En réalité, c'est arrivé par hasard. J'avais un groupe avant, Sin Cera, mais le groupe s'est éteint progressivement et s'est véritablement terminé en 2019. Cependant, l'envie de créer et de composer était toujours présente, et j'avais beaucoup d'idées qui avaient besoin de s'exprimer. J'ai donc commencé à passer des annonces pour chercher des musiciens afin de former un nouveau groupe, mais j'ai rencontré les mêmes problèmes qu'avec Sin Cera : un manque d'engagement, un manque d'intérêt. Je ne trouvais pas de personnes suffisamment motivées et dont l'univers musical était assez proche de ce que je voulais faire dans le style metal. Ensuite, le confinement est arrivé et a compliqué ma recherche. J'ai donc fini par acheter une interface audio pour enregistrer mes parties de guitare. Puis, petit à petit, j'ai appris à programmer la batterie. Ensuite, j'ai appris à jouer de la basse après avoir acheté un instrument (cette partie fut plutôt facile et claire). Enfin, j'ai acheté un micro pour enregistrer ma voix. Face à tout cela, je me suis demandé ce que j'allais en faire... Plus le temps passait et plus j'avançais dans le travail de composition et d'enregistrement, plus je réalisais que tout cela était devenu tellement personnel, quelque chose qui émanait de mes tripes... et par conséquent, il n'y avait plus de place pour d'autres personnes dans ce projet... C'est donc le résultat de plus de deux ans de nuits blanches (avec le travail et la famille, le seul moment que j'ai pour composer et enregistrer, c'est la nuit).

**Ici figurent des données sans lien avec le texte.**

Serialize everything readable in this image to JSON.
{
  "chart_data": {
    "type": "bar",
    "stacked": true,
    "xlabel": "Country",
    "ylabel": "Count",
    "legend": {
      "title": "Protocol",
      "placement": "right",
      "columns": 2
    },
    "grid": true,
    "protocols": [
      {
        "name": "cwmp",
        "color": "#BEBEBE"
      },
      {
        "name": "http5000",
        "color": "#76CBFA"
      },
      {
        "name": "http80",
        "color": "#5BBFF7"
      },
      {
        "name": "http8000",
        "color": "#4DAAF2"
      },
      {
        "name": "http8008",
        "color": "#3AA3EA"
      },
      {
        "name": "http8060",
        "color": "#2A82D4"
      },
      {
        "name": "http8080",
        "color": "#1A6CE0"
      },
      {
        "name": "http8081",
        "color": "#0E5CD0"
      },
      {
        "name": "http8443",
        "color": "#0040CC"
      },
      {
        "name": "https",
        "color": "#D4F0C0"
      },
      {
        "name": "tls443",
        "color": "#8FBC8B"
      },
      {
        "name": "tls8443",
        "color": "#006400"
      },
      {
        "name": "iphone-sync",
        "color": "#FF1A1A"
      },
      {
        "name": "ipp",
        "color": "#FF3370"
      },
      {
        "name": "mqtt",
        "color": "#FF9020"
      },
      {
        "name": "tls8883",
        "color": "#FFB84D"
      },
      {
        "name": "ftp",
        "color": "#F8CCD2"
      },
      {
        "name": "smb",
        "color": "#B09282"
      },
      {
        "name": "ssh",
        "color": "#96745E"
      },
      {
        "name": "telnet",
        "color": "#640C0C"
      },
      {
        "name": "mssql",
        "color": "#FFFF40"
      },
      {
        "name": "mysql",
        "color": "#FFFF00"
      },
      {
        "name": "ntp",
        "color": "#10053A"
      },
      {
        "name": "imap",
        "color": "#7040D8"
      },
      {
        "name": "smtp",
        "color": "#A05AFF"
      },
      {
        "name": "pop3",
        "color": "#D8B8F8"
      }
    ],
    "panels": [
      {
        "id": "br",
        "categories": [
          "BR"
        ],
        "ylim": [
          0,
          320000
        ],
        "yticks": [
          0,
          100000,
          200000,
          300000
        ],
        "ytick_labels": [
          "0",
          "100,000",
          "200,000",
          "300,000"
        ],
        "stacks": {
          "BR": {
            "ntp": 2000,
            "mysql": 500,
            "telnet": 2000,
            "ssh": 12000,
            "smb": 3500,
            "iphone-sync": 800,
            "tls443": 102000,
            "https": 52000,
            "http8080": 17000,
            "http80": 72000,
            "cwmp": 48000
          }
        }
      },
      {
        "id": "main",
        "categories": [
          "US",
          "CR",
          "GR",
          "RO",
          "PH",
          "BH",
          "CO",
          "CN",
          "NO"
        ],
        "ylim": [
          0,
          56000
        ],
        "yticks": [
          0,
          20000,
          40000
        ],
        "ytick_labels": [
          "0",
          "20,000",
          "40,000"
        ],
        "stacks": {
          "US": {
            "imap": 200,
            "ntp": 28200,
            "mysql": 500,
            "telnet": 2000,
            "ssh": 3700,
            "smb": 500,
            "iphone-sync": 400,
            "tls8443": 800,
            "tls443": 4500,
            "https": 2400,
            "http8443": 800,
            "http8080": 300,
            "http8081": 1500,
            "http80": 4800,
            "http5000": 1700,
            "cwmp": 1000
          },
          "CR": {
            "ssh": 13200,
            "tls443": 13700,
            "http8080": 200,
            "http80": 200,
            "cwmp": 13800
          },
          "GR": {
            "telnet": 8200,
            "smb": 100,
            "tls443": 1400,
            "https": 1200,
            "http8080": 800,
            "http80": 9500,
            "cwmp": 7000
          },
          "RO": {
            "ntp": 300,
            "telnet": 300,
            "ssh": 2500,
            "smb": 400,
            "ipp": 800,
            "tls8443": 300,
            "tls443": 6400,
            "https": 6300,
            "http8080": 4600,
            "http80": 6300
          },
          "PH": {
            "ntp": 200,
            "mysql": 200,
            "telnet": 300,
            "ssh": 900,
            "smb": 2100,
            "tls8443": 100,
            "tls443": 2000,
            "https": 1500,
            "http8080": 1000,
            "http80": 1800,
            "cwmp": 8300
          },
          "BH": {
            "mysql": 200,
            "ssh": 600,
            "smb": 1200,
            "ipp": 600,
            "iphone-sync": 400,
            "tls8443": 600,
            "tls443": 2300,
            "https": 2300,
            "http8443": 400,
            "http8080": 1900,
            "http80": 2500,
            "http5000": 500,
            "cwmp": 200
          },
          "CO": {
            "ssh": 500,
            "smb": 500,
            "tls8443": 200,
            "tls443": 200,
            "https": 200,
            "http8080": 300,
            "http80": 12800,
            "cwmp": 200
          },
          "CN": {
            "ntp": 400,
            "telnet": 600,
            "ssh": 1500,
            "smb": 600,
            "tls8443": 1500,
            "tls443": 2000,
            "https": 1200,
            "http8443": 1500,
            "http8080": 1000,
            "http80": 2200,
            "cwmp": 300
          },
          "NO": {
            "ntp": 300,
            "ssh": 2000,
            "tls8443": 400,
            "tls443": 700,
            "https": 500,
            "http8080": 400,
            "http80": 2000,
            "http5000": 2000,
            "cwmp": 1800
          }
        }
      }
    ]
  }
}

La seule personne extérieure qui a contribué à "S/C..." est Hugo Gravel, qui a réalisé l'artwork. J'ai été profondément touché par le travail qu'il avait réalisé pour "État Limite". Nous avons discuté et il s'est réellement imprégné de ma musique et des paroles pour créer cette œuvre visuelle.



J'ai récemment vu que tu as publié des annonces pour chercher des musiciens afin de jouer en live. Est-ce un projet à long terme, créer un groupe, ou est-ce uniquement pour les concerts ?


Oui, j'ai ressenti cette envie car je pense que le travail ne peut pas s'arrêter là. J'ai cherché et plusieurs personnes se sont proposées spontanément après avoir écouté l'album. À l'heure actuelle, il ne me manque plus qu'un bassiste, car j'ai envie de me concentrer uniquement sur le chant et de lâcher les instruments. Les musiciens qui m'entourent actuellement ont également exprimé le désir d'apporter leur touche aux morceaux lors de nos répétitions. Pour moi, Inerte a dépassé le stade du projet en solo, il y a une volonté de partage et de composition de groupe à nouveau.


Parle-nous un peu de S/C alors. Tu dis que cela fait référence à l'expression "sous couverts". Sous le couvert de qui ? De quoi ?


J'aime bien l'idée que c'est un catalyseur. Lorsqu'on signe un document en y apposant "S/C", cela signifie "sous l'autorité hiérarchique d'une instance supérieure"... Cela se rapproche de ma manière d'écrire également. Souvent, lorsque je compose, je ne sais pas à quoi cela va ressembler à la fin, les riffs et les mots s'imposent simplement à moi jusqu'à ce que j'aie terminé. Et là, je me dis : "Voilà, c'est ça que je voulais". Il y a aussi un clin d'œil à Sin Cera dans S/C, mon identité de Sin Cera se retrouve forcément dans Inerte.


Lorsqu'on lit les paroles de S/C, on ressent de la noirceur, mais aussi beaucoup de poésie. Quelles sont tes inspirations ?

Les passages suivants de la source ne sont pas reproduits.